Seit vergangener Woche sei es außerdem vermehrt vorgekommen, dass Familien die Gefahr einer Ansteckung als Vorwand nutzen würden, um den Besuch der Mitarbeiter des Jugendamtes zu verhindern. In solchen Fällen werde nur bei einer möglichen Kindeswohlgefährdung eingegriffen, heißt es vonseiten des Jugendamtes.
Die aktuelle Entwicklung bereitet dem Amt in der Landeshauptstadt Sorgen. Sozialreferentin Dorothee Schiwy macht deutlich: „Wir gehen davon aus, dass die Fälle häuslicher Gewalt deutlich ansteigen werden, je länger die Ausgangsbeschränkungen bestehen bleiben.“
Die derzeitige Situation betrifft neben Kindern vor allem Frauen. Durch die mangelnde Bewegungsfreiheit könne die Situation – vor allem in bereits gewalttätigen Partnerschaften – eskalieren, sagt Margit Berndl, Vorstand des Paritätischen Wohlfahrtsverbands in Bayern. Sie betont, dass es im Freistaat ein gut funktionierendes Unterstützungssystem gebe. Frauenhäuser und Beratungsstellen arbeiteten trotz der Einschränkungen und seien telefonisch erreichbar. „Es ist unbedingt nötig, dass die Politik diese unverzichtbaren Schutz- und Beratungsangebote für Frauen und Kinder im Blick hat und dafür sorgt, dass sie in der aktuellen Krise finanziell weiterhin abgesichert bleiben“, betont Berndl.

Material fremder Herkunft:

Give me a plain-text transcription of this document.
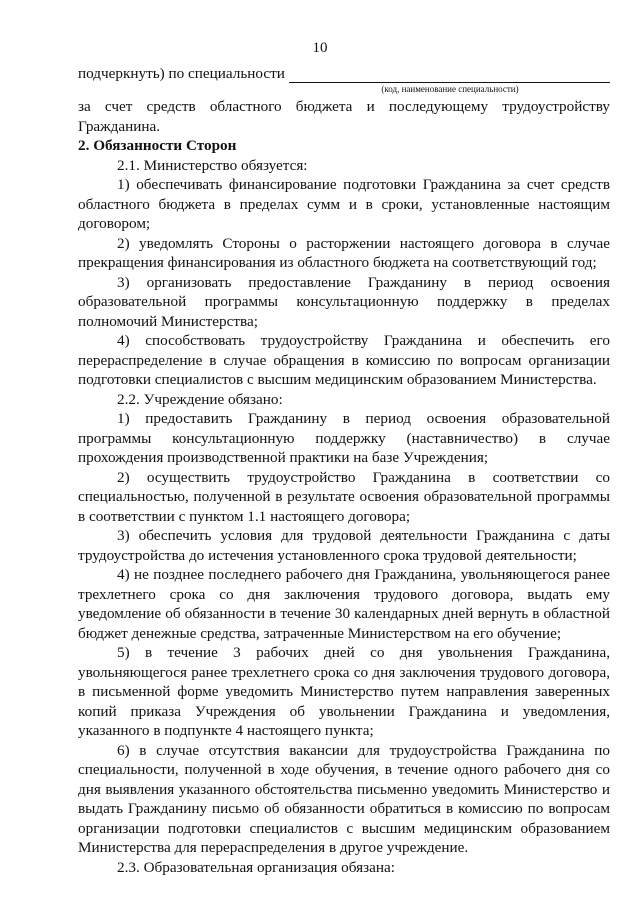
10
подчеркнуть) по специальности
(код, наименование специальности)

за счет средств областного бюджета и последующему трудоустройству Гражданина.

2. Обязанности Сторон

2.1. Министерство обязуется:

1) обеспечивать финансирование подготовки Гражданина за счет средств областного бюджета в пределах сумм и в сроки, установленные настоящим договором;

2) уведомлять Стороны о расторжении настоящего договора в случае прекращения финансирования из областного бюджета на соответствующий год;

3) организовать предоставление Гражданину в период освоения образовательной программы консультационную поддержку в пределах полномочий Министерства;

4) способствовать трудоустройству Гражданина и обеспечить его перераспределение в случае обращения в комиссию по вопросам организации подготовки специалистов с высшим медицинским образованием Министерства.

2.2. Учреждение обязано:

1) предоставить Гражданину в период освоения образовательной программы консультационную поддержку (наставничество) в случае прохождения производственной практики на базе Учреждения;

2) осуществить трудоустройство Гражданина в соответствии со специальностью, полученной в результате освоения образовательной программы в соответствии с пунктом 1.1 настоящего договора;

3) обеспечить условия для трудовой деятельности Гражданина с даты трудоустройства до истечения установленного срока трудовой деятельности;

4) не позднее последнего рабочего дня Гражданина, увольняющегося ранее трехлетнего срока со дня заключения трудового договора, выдать ему уведомление об обязанности в течение 30 календарных дней вернуть в областной бюджет денежные средства, затраченные Министерством на его обучение;

5) в течение 3 рабочих дней со дня увольнения Гражданина, увольняющегося ранее трехлетнего срока со дня заключения трудового договора, в письменной форме уведомить Министерство путем направления заверенных копий приказа Учреждения об увольнении Гражданина и уведомления, указанного в подпункте 4 настоящего пункта;

6) в случае отсутствия вакансии для трудоустройства Гражданина по специальности, полученной в ходе обучения, в течение одного рабочего дня со дня выявления указанного обстоятельства письменно уведомить Министерство и выдать Гражданину письмо об обязанности обратиться в комиссию по вопросам организации подготовки специалистов с высшим медицинским образованием Министерства для перераспределения в другое учреждение.

2.3. Образовательная организация обязана:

Bereits in den vergangenen Jahren hat sich die Situation für viele Frauen immer mehr verschlechtert. Das belegt die Statistik, die hinter den Schicksalen steht: Dem Bundeskriminalamt zufolge ist die Zahl der Opfer von Gewalttaten in Partnerschaften zwischen 2014 und 2018 um 11,5 Prozent gestiegen.

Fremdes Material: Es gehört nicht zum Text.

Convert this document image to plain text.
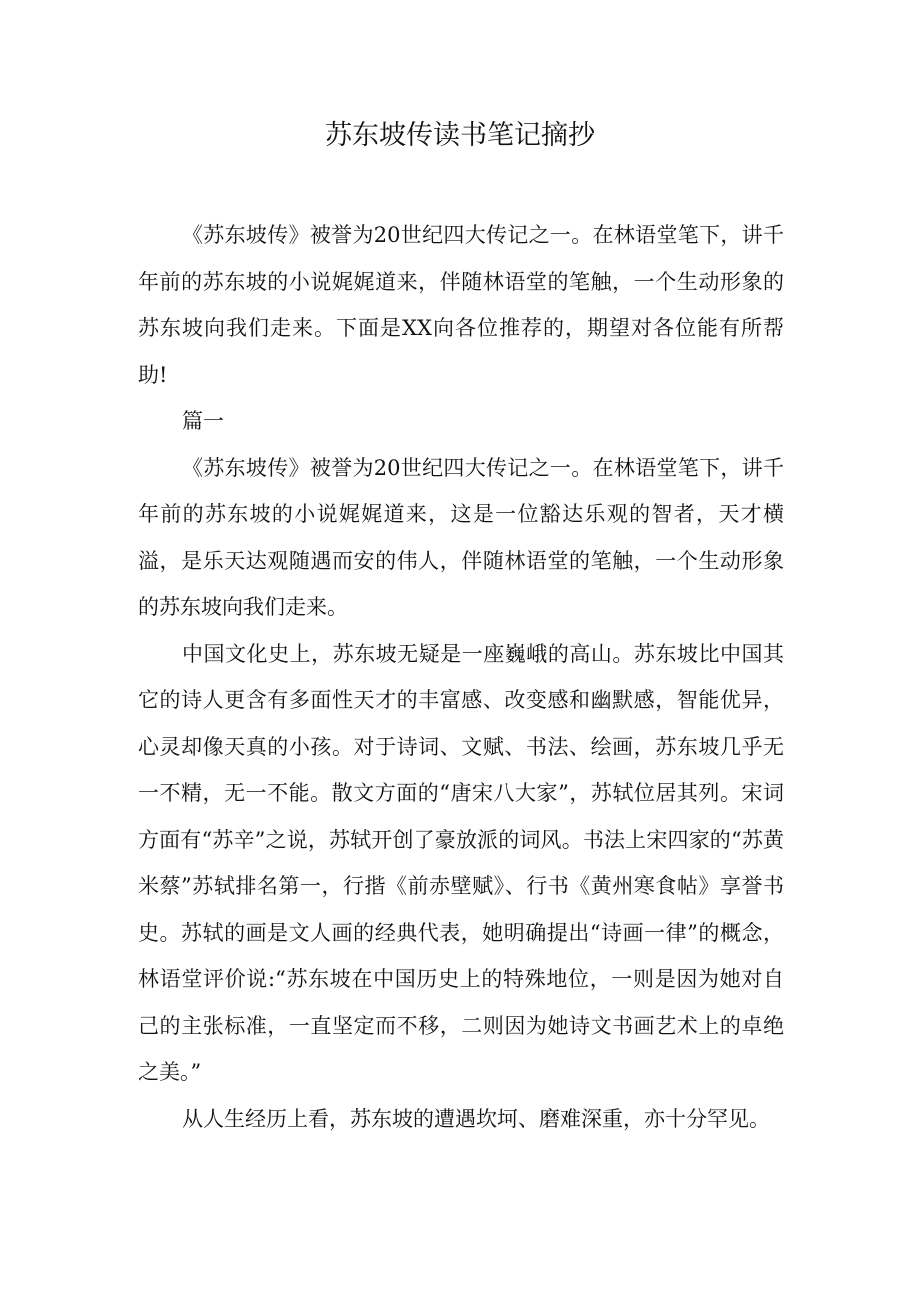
苏东坡传读书笔记摘抄

《苏东坡传》被誉为20世纪四大传记之一。在林语堂笔下，讲千年前的苏东坡的小说娓娓道来，伴随林语堂的笔触，一个生动形象的苏东坡向我们走来。下面是XX向各位推荐的，期望对各位能有所帮助!

篇一

《苏东坡传》被誉为20世纪四大传记之一。在林语堂笔下，讲千年前的苏东坡的小说娓娓道来，这是一位豁达乐观的智者，天才横溢，是乐天达观随遇而安的伟人，伴随林语堂的笔触，一个生动形象的苏东坡向我们走来。

中国文化史上，苏东坡无疑是一座巍峨的高山。苏东坡比中国其它的诗人更含有多面性天才的丰富感、改变感和幽默感，智能优异，心灵却像天真的小孩。对于诗词、文赋、书法、绘画，苏东坡几乎无一不精，无一不能。散文方面的“唐宋八大家”，苏轼位居其列。宋词方面有“苏辛”之说，苏轼开创了豪放派的词风。书法上宋四家的“苏黄米蔡”苏轼排名第一，行揩《前赤壁赋》、行书《黄州寒食帖》享誉书史。苏轼的画是文人画的经典代表，她明确提出“诗画一律”的概念，林语堂评价说:“苏东坡在中国历史上的特殊地位，一则是因为她对自己的主张标准，一直坚定而不移，二则因为她诗文书画艺术上的卓绝之美。”

从人生经历上看，苏东坡的遭遇坎坷、磨难深重，亦十分罕见。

Da es die Ausgangsbeschränkungen erst seit dem vergangenen Wochenende gibt, könne man noch nicht sagen, ob es deshalb nun mehr Fälle von häuslicher Gewalt gebe, erklärt Sabine Rochel, Opferschutzbeauftragte beim Polizeipräsidium Schwaben Nord. Erst in etwa zwei Wochen könne man sehen, ob es tatsächlich Auswirkungen gibt. Im Moment sei es ohnehin so, dass die Menschen vor allem damit beschäftigt seien, ihren Alltag zu bewältigen. „Sie müssen erst einmal ihr Leben organisieren. Das steht nun im Vordergrund“, sagt Rochel. Wenn wieder einigermaßen Normalität herrsche, müsse man sehen, ob das viele Zuhausesein eine Steigerung der Gewalt als Folge habe.

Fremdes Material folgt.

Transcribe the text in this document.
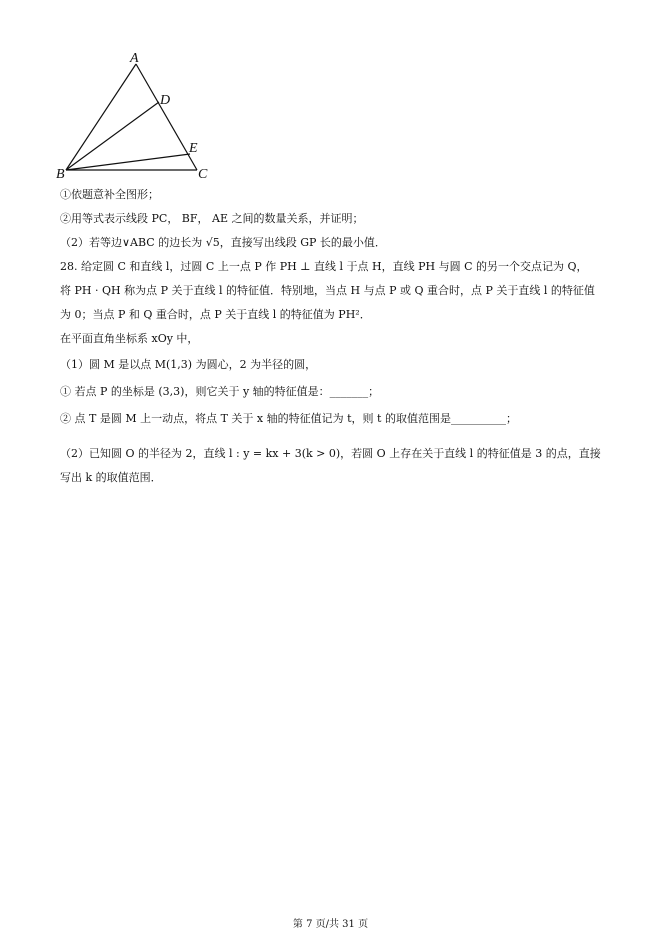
A
D
E
B	C
①依题意补全图形；
②用等式表示线段 PC， BF， AE 之间的数量关系，并证明；
（2）若等边∨ABC 的边长为 √5，直接写出线段 GP 长的最小值．
28. 给定圆 C 和直线 l，过圆 C 上一点 P 作 PH ⊥ 直线 l 于点 H，直线 PH 与圆 C 的另一个交点记为 Q，
将 PH · QH 称为点 P 关于直线 l 的特征值．特别地，当点 H 与点 P 或 Q 重合时，点 P 关于直线 l 的特征值
为 0；当点 P 和 Q 重合时，点 P 关于直线 l 的特征值为 PH²．
在平面直角坐标系 xOy 中，
（1）圆 M 是以点 M(1,3) 为圆心，2 为半径的圆，
① 若点 P 的坐标是 (3,3)，则它关于 y 轴的特征值是：_______；
② 点 T 是圆 M 上一动点，将点 T 关于 x 轴的特征值记为 t，则 t 的取值范围是__________；
（2）已知圆 O 的半径为 2，直线 l : y = kx + 3(k > 0)，若圆 O 上存在关于直线 l 的特征值是 3 的点，直接
写出 k 的取值范围．
第 7 页/共 31 页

Auch die Bundesregierung in Berlin befasst sich mit dem Thema. Isolation und finanzielle Sorgen könnten zu mehr häuslicher Gewalt führen, sagte Bundesfamilienministerin Franziska Giffey am Dienstag im ZDF-Morgenmagazin. Umso wichtiger sei es für Opfer zu wissen, dass sie das Haus verlassen dürfen, um sich Hilfe zu holen. Das sei ein triftiger Grund. Telefonische HilfeHotlines würden angesichts der Corona-Pandemie ausgebaut, sagte die Ministerin. Arme Familien oder solche mit krassen Einkommenseinbrüchen könnten zudem ab 1. April einen Zuschlag zum Kindergeld bekommen. Vorgesehen seien bis zu 185 Euro im Monat. „Das bedeutet, dass die finanziellen Sorgen ein großes Stück abgefedert werden.“
Wie wichtig es ist, das Thema im Blick zu haben, zeigt übrigens der Blick nach China. Dort hat die Isolation Spuren hinterlassen. Die Pekinger Frauenrechtsorganisation „Weiping“meldete mehreren Medienberichten zufolge, dass die Zahl der Beschwerden von Opfern häuslicher Gewalt dreimal so hoch sei wie vor der Coronakrise.
OHilfe gibt es zum Beispiel telefonisch bei den Ehe-/Familien- und Erziehungsberatungsstellen vor Ort. Kinder können sich an die „Nummer gegen Kummer“wenden: 116 111.